Your current custody order might not already deal with long-distance relocation. If so, it is likely that Utah Code § 30-3- 37 will have an effect on your case. That statute provides what are becoming the default rules for such situations.

When you (or the court) are operating under Utah Code § 30-3- 37, you should keep some things in mind. Our two previous blog posts pointed out and discussed some of these things:

A parent’s long distance relocation can result in a change of custody. Parents wanting to relocate need to do it correctly so as to avoid unnecessary trouble and a bad outcome. Long-distance relocation can be a good opportunity for a noncustodial parent to gain custody. The legal process under Utah Code § 30-3- 37 will move quickly. You need to be well prepared if you are facing proceedings under Utah Code § 30-3- 37.

Failure to properly prepare for a hearing under Utah Code § 30-3- 37 can lead to an adverse result. Moreover, even a well-prepared and deserving parent may face a bad result at the hearing before the domestic commissioner. This blog post discusses what happens if you dispute the commissioner’s decision. Additionally, this blog post briefly discusses options after an adverse decision from a judge.

Unhappy Parents Can File an Objection to a Commissioner’s Decision Regarding Relocation

If you go to a relocation hearing and the domestic commissioner rules against you, you still have a chance to object. In Utah, domestic commissioners are not judges, and their “orders” are only recommendations. A recommendation is a court order unless/until a judge changes it. Unhappy

litigants have fourteen days from the recommendation to object and ask the judge to change the court’s order.

The ability to object to the commissioner’s recommendation is a second chance for a better decision from a judge. But, it is not necessarily a second chance to present a better case than you did to the commissioner. Rule 108 of the Utah Rules of Civil Procedure sets limits on objections.

It bars you from bringing the judge information you did not offer to the commissioner. This means you must do your best before the commissioner. If you are planning on initiating the relocation process or are facing a hearing, consider hiring an attorney to help. Regardless of whether you have counsel or not, the judge also may make a bad decision.

Unhappy Parents Can File an Appeal to a Judge’s Decision Regarding Relocation

Judges can make wrong decisions, too. If your objection to the commissioner’s recommendation is unsuccessful, you can appeal to a higher court. Alternatively, if you win in front of the commissioner but lose in front of the judge, you may want to appeal to a higher court.
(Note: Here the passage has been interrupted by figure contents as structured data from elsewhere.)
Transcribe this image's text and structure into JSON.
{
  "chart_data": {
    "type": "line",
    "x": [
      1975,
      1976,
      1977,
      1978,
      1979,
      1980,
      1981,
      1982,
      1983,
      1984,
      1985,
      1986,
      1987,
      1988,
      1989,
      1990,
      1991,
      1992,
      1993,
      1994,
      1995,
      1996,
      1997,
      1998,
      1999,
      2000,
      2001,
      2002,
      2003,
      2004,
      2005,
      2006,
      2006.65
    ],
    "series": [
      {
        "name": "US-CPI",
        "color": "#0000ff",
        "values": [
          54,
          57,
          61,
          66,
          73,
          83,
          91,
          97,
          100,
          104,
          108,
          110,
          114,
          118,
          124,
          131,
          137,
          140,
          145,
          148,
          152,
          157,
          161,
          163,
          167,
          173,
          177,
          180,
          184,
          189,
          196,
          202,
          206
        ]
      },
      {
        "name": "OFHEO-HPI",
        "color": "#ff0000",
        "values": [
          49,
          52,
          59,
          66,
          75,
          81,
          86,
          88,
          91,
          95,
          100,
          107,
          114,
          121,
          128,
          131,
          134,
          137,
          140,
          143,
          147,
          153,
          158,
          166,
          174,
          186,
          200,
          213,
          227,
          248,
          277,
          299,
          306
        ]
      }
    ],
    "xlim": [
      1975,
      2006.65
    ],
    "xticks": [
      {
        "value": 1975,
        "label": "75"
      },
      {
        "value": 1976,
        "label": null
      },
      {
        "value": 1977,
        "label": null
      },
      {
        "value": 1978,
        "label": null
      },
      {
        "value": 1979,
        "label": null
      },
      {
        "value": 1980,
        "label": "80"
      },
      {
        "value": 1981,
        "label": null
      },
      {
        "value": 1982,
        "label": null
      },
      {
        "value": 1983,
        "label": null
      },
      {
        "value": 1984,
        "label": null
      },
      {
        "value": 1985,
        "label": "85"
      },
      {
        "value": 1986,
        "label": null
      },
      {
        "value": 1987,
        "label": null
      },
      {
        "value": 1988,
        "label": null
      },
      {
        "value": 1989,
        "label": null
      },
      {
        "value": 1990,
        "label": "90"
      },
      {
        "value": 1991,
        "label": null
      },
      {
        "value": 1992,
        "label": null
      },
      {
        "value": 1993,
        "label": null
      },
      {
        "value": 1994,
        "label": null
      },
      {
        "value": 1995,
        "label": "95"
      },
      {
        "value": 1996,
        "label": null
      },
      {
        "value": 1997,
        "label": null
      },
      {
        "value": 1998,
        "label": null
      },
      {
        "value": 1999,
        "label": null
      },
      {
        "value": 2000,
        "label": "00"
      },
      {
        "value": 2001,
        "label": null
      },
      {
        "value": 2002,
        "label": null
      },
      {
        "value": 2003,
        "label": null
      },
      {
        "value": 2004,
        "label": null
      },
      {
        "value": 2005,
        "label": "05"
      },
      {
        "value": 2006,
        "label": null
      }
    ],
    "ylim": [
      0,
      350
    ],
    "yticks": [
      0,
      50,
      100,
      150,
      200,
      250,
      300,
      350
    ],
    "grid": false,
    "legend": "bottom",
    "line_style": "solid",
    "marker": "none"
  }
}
An appeal is different from what you encounter at the trial level and much more complicated. It can be difficult to prevail on appeal in custody cases. Appellate judges look at transcripts and written documents. There are appellate rules that prevent appellate judges from reversing a lower court unless there is a clear error or abuse of discretion. If you are interested in an appeal, you should consult an attorney about your chances on appeal and consider hiring an attorney to write the appeal for you. If successful on appeal, the original judge will either have to order the result you desire or hold another hearing and eliminate any prior mistakes.